Models with whom he has worked (including Rie Rasmussen, Caron Bernstein, and Jamie Peck) have accused Richardson of sexual misconduct, including exploitation.

In a 2010 interview at French Institute Alliance Française, Marc Jacobs said that Richardson is "not ill-spirited". Richardson published a letter in 2014 in The Huffington Post defending himself against the accusations. Richardson said that the allegations are false and that he considers himself "considerate and respectful" of his photography subjects. Models including Noot Seear, Daisy Lowe, and Charlotte Free have defended him.

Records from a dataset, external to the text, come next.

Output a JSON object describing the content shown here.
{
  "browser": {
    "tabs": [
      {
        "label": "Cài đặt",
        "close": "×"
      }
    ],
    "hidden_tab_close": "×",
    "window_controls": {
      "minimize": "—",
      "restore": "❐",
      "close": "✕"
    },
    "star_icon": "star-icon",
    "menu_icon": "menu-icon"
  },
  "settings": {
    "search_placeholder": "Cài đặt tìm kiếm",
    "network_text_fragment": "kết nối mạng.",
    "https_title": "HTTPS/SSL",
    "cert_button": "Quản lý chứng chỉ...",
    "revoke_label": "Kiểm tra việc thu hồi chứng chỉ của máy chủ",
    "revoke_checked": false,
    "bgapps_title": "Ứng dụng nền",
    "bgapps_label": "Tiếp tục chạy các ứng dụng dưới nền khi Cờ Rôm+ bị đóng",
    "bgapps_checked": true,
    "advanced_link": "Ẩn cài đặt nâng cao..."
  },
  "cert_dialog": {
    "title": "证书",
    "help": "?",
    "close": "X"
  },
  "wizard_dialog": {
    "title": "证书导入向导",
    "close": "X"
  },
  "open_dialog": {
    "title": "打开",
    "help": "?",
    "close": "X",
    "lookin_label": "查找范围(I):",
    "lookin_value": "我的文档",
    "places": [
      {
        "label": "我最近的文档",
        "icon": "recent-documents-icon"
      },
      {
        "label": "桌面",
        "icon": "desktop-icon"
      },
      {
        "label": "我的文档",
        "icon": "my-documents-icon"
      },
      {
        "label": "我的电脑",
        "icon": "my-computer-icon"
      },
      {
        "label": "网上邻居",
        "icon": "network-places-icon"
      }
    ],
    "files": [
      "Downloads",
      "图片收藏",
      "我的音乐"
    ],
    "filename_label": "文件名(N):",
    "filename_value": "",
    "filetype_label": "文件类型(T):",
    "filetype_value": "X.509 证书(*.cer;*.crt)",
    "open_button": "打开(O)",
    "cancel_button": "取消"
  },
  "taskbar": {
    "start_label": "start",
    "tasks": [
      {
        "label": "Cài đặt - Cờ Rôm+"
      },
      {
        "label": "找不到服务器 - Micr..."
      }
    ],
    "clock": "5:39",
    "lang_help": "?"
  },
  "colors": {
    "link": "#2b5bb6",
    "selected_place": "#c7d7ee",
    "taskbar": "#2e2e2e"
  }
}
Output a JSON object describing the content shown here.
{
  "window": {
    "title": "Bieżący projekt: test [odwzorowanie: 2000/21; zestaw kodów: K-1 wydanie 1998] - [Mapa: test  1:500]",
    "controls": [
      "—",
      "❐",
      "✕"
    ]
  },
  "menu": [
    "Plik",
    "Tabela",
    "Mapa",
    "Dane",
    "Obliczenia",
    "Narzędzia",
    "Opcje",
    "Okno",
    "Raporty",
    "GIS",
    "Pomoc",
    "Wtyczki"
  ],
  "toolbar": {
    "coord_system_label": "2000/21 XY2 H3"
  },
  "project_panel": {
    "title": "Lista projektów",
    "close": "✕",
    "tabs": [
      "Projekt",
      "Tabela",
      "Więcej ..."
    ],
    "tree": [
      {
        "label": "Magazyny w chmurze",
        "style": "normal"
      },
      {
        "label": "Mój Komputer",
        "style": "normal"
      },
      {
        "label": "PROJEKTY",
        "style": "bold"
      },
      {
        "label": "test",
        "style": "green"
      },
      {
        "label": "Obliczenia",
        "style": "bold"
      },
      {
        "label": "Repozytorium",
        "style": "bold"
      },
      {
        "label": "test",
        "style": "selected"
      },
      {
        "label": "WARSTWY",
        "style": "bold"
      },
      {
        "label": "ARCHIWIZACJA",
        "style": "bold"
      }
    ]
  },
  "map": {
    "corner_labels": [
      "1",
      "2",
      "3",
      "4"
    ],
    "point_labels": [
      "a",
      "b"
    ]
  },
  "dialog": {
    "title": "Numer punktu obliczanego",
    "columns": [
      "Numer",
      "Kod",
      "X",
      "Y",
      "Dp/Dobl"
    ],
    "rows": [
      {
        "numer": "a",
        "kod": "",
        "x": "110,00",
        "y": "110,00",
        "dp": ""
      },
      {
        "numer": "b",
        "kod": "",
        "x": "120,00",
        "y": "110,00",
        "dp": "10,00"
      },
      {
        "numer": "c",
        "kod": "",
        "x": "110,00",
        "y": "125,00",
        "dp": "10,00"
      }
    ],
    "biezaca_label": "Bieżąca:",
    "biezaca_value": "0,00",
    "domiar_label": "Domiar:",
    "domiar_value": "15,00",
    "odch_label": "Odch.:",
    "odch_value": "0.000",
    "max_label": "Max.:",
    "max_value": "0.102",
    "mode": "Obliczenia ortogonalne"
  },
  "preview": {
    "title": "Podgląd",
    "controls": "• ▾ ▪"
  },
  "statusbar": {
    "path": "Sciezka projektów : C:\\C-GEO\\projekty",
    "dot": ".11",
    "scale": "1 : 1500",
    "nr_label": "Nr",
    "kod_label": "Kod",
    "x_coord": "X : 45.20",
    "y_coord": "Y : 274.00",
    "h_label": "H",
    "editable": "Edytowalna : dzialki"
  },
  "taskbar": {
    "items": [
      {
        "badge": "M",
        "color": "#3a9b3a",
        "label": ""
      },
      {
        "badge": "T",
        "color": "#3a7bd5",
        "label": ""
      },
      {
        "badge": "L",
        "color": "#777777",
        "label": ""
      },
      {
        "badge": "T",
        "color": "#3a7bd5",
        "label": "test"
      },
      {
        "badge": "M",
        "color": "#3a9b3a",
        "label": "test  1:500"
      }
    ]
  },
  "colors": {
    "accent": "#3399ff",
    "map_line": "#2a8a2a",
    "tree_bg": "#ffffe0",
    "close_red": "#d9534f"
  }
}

In 2017, due to the allegations of Richardson's sexual misconduct, many fashion brands and fashion magazines decided to no longer commission his work, including Valentino, Bulgari, and the Condé Nast magazines Vogue, Glamour, Wired, Vanity Fair, and GQ. Following the professional repercussions, he has not actively worked since 2018.

== Publications ==
- (1998) Hysteric Glamour. Hysteric Glamour (Tokyo). .
- (1999) Son of Bob. Little More (Tokyo). ISBN 978-4-947648-87-7.
- (2000) Terry Richardson – Feared by Men, Desired by Women. Shine Gallery (London). ISBN 978-0-9538451-1-8.
- (2002) Too Much. Sisley (Italy).
- (2004) Terry – The Terry Richardson Purple Book. Purple Institute (Paris). .
- (2004) Terry Richardson. Stern Gruner + Jahr (Hamburg). ISBN 978-3-570-19443-0.
- (2004) Terryworld. By Dian Hanson. Taschen (Hong Kong; Los Angeles). ISBN 978-3-8365-0191-0.
- (2006) Kibosh. Damiani Editore (Bologna). ISBN 978-88-89431-30-6.
- (2006) Manimal. Hysteric Glamour (Tokyo).
- (2007) Rio, Cidade Maravilhosa. Diesel/Vintage Denin (Brazil).
- (2011) Hong Kong. Diesel (Hong Kong).
- (2011) Mom & Dad. Mörel Books (London).
- (2011) Lady Gaga x Terry Richardson. Grand Central Publishing (New York City). ISBN 978-1-4555-1389-5.
- (2016) Skinny. Idea Books (London).